Monday, March 25, 2013

Shadow Boxing: Something Interesting to Add to the Discussion

It's been awhile since I've talked about or added anything to my ADHD exploits. For the most part, I think I'm doing pretty good, but I am noticing that, over time, I do have to enforce discipline on various tendencies. While Concerta is working very well for the majority of my symptoms, I am still me, I still have my habits, and I still behave in much the same way, just more even keel.

This is a two part post, the first part I'll explain in prose, and the second will be in video.

For the prose part, one of the things that makes an ADHD brain different is that we tend to fight habits unless we are really into them, and then, often, we overdo it. There's little in the way of middle ground. We either don't do things, or we do them to excess. A person with ADHD is typically not "tidy". We are either compulsively clean, or we just let everything go. We go in cycles where we focus with laser like intensity on certain things, but we totally ignore other stuff. I had hoped that with taking Concerta, I would be able to overcome this tendency. Overcome in my case has proven to mean that my pendulum swings are not so severe. Instead of swinging between 45 degrees on both sides, it's more like 15 or 20 degrees. The point is, my medication will not make me any better at truly prioritizing my time or focusing on the really important things if I don't first personally make an effort to prioritize the things that matter.
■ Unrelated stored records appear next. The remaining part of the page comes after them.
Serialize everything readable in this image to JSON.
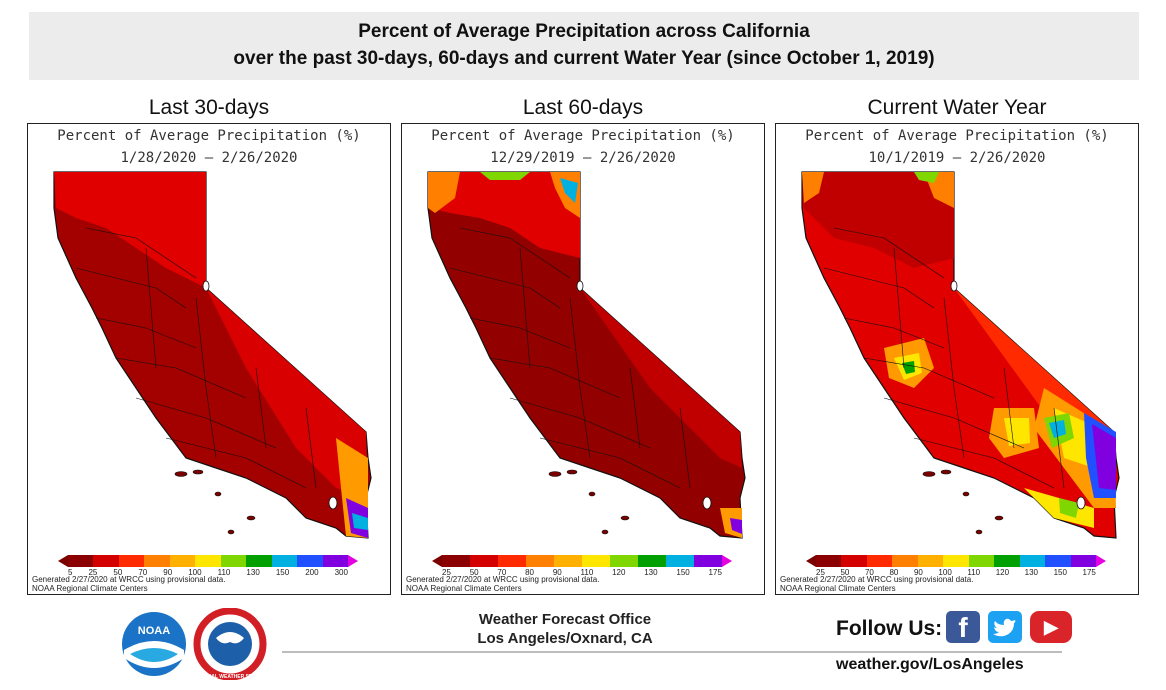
{
  "header": {
    "line1": "Percent of Average Precipitation across California",
    "line2": "over the past 30-days, 60-days and current Water Year (since October 1, 2019)"
  },
  "panels": [
    {
      "heading": "Last 30-days",
      "map_title": "Percent of Average Precipitation (%)",
      "date_range": "1/28/2020 – 2/26/2020",
      "legend_ticks": [
        "5",
        "25",
        "50",
        "70",
        "90",
        "100",
        "110",
        "130",
        "150",
        "200",
        "300"
      ],
      "generated": "Generated 2/27/2020 at WRCC using provisional data.",
      "source": "NOAA Regional Climate Centers"
    },
    {
      "heading": "Last 60-days",
      "map_title": "Percent of Average Precipitation (%)",
      "date_range": "12/29/2019 – 2/26/2020",
      "legend_ticks": [
        "25",
        "50",
        "70",
        "80",
        "90",
        "110",
        "120",
        "130",
        "150",
        "175"
      ],
      "generated": "Generated 2/27/2020 at WRCC using provisional data.",
      "source": "NOAA Regional Climate Centers"
    },
    {
      "heading": "Current Water Year",
      "map_title": "Percent of Average Precipitation (%)",
      "date_range": "10/1/2019 – 2/26/2020",
      "legend_ticks": [
        "25",
        "50",
        "70",
        "80",
        "90",
        "100",
        "110",
        "120",
        "130",
        "150",
        "175"
      ],
      "generated": "Generated 2/27/2020 at WRCC using provisional data.",
      "source": "NOAA Regional Climate Centers"
    }
  ],
  "legend_colors": [
    "#8b0000",
    "#d40000",
    "#ff2a00",
    "#ff7f00",
    "#ffb000",
    "#ffe600",
    "#7fd600",
    "#00a000",
    "#00b0e0",
    "#2050ff",
    "#8000e0",
    "#e400e0"
  ],
  "footer": {
    "office_line1": "Weather Forecast Office",
    "office_line2": "Los Angeles/Oxnard, CA",
    "follow_us": "Follow Us:",
    "website": "weather.gov/LosAngeles",
    "noaa_logo_text": "NOAA",
    "nws_seal_text": "NATIONAL WEATHER SERVICE",
    "facebook_glyph": "f",
    "youtube_glyph": "▶"
  }
}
Additionally, when ADHD people tend to want to make a life change, we do it in spectacular fashion. Most of the time, we don't inch into a new habit, we quit things cold turkey and take on new things at a moments notice. We're not the type of people to casually and over time build up to skydiving. We just decide "hey, I'm going to jump out of a plane" and then we do whatever we have to, with borderline manic focus, to get to that goal. My posts this past week about my excitement about re-purposing my office, or de-emphasizing it as a dedicated office space, seems noble and natural to me. To Christina, it's a time of intense anxiety, because deep down she is thinking "oh good grief, what part of my ordered world is Michael going to totally up-end NOW?!!" She's not behaving irrationally, she has lots of experience with me deciding to make a "small change" that ends up turning into a forest fire that consumes all fuel in its path. Her comment to me was that "it's great that you don't want to have to feel like your office is the only place to do work, I get it. However, if I start to see wires, computers, peripherals, electronics and all sorts of other stuff lying all over the house that I didn't have to deal with before, I'm totally calling you on it!" Yes, she knows me well :).

So what was that second part I was talking about? A friend of mine on Twitter alerted me to a TED talk about changes in the way that we could deal with mental illness and the ways that we treat it, and more specifically, that maybe there was a way to stop treating our brain like a bag of chemicals; where adding something to the mix globally changes everything. Instead, what if we could focus on what our brains really are, which is a neural network with distinct nodes and branches that act uniquely, and that, when acted upon chemically or electrically, perform or change in very specific ways. For those of us who deal with aspects of mental health that are not altogether "normal", this is exciting, and I am very curious to see what this kind of research leads to. I also hope that I'm young enough to take advantage of it when it finally bears fruit.